The International Year for People of African Descent aims to acknowledge and promote the achievements made by people of African descent and to increase international collaboration for their benefit.
The following precise goals for the International Decade were defined by resolution:
In order to ensure that individuals of African origin can fully exercise their economic, social, cultural, civil, and political rights and participate equally and fully in all facets of society, national, regional, and international action and collaboration must be strengthened;
To increase awareness of and respect for the rich heritage, culture, and contributions of people of African origin to society's growth;
Establishing and strengthening legal frameworks at the national, regional, and international levels in accordance with the International Convention on the Elimination of All Forms of Racial Discrimination and the Durban Declaration and Programme of Action, and ensuring their effective and complete implementation.
The tenth anniversary of the Durban Conference, which focused on issues of structural discrimination against people of African ancestry and produced the Durban Declaration and Programme of Action, fell within the International Year for People of African Descent (DDPA). These structural discrimination-related issues include:
Administration of the law.
The gathering of data that has been broken down as a weapon against structural prejudice.
The Working Group of Experts on People of African Descent and other organizations suggested several ways for nations to observe the year. They want to significantly advance the fight against prejudices against persons of African heritage, including racism, racial discrimination, xenophobia, and other associated prejudices. These included activities like conferences, workshops, expositions, as well as instructional ones, although they weren't limited to those. To make the International Year for People of African Descent a success, the UN urges all nations to take part in various events.
In particular, the Guyanese government celebrated the year by highlighting the distinctive contributions that Guyanese of African descent have made to the nation's history, culture, and multiethnic heritage. The Ministry of Culture, Youth, and Sport of Guyana will coordinate a countrywide program of events and activities to honor and recognize the rich legacy of individuals of African descent and their unique contribution to Guyana's establishment and growth as a nation.

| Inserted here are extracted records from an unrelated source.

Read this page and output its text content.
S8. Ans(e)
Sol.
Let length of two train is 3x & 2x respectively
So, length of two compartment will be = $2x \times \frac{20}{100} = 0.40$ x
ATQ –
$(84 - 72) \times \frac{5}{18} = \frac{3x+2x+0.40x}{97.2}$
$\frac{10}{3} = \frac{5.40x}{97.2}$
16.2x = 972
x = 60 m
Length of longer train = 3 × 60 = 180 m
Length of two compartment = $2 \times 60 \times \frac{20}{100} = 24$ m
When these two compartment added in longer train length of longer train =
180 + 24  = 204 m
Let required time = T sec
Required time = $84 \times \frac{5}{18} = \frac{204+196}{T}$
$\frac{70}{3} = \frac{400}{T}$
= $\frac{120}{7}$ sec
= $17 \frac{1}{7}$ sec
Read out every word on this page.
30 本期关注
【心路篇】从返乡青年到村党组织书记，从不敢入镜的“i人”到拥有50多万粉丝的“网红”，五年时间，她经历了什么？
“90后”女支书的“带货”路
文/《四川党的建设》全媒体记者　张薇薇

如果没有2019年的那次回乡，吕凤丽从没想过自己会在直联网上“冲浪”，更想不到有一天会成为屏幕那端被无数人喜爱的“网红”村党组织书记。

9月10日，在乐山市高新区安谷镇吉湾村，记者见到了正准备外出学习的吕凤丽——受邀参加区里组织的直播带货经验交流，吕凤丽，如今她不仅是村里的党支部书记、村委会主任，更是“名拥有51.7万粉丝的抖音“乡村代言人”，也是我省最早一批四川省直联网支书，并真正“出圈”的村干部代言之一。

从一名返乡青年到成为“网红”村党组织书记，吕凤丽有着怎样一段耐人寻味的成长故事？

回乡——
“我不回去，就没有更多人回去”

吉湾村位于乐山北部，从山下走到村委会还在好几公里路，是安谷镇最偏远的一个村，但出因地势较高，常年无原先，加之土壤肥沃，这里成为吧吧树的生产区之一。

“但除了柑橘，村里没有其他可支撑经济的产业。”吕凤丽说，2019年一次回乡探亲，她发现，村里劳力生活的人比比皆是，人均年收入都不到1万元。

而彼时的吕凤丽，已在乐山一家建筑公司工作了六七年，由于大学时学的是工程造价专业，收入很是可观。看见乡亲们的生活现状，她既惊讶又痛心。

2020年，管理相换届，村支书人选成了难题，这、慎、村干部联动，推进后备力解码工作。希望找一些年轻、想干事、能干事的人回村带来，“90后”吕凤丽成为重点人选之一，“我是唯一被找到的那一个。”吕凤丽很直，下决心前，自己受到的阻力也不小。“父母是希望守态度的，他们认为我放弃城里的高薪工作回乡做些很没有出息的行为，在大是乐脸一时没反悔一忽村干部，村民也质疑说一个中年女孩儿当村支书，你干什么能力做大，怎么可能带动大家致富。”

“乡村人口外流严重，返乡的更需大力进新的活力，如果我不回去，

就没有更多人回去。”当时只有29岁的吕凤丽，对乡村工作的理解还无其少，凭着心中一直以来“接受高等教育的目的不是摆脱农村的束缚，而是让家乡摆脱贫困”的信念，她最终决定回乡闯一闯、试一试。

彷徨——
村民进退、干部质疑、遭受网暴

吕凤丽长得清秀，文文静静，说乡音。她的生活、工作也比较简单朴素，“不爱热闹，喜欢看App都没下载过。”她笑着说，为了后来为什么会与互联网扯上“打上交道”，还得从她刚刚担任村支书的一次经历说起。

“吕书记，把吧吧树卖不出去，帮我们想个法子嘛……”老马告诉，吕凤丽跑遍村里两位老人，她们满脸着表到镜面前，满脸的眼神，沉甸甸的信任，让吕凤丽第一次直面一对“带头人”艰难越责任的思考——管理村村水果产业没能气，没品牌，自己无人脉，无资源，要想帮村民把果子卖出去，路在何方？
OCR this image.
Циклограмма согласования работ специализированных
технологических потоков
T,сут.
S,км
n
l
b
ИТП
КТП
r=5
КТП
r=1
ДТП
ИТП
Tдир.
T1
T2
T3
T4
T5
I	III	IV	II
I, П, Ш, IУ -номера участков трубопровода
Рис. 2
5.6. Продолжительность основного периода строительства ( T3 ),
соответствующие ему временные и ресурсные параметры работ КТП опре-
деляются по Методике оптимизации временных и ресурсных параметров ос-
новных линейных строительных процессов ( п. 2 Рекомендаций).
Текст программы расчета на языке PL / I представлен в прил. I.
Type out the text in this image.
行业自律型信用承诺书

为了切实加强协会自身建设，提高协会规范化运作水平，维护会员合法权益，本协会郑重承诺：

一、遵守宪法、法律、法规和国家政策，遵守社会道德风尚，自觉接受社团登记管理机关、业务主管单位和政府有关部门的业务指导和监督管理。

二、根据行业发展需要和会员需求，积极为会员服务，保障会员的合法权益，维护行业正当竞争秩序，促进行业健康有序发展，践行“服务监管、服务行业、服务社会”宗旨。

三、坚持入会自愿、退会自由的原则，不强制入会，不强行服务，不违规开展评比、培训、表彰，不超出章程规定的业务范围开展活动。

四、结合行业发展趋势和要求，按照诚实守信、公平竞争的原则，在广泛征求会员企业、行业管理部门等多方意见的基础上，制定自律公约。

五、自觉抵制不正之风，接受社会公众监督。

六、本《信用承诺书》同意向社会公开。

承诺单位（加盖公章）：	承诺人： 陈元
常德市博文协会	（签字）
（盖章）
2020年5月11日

Since ancient times, people of African heritage have endured slavery, institutional discrimination, and racism. Due in major part to the numerous African descendants who were carried from Africa by the trans-Atlantic slave trade, many are distributed around the world. The most egregious instance of structural prejudice is presented in this circumstance.
Numerous studies have been conducted throughout the years to address the plight of those of African heritage, but there hasn't been much practical action taken as a result. There is an urgent need for a number of the concrete special measures that have been identified, with regular evaluation of effectiveness and results, and for the concerned governments to assume proactive ownership of the process with the assistance of the international community.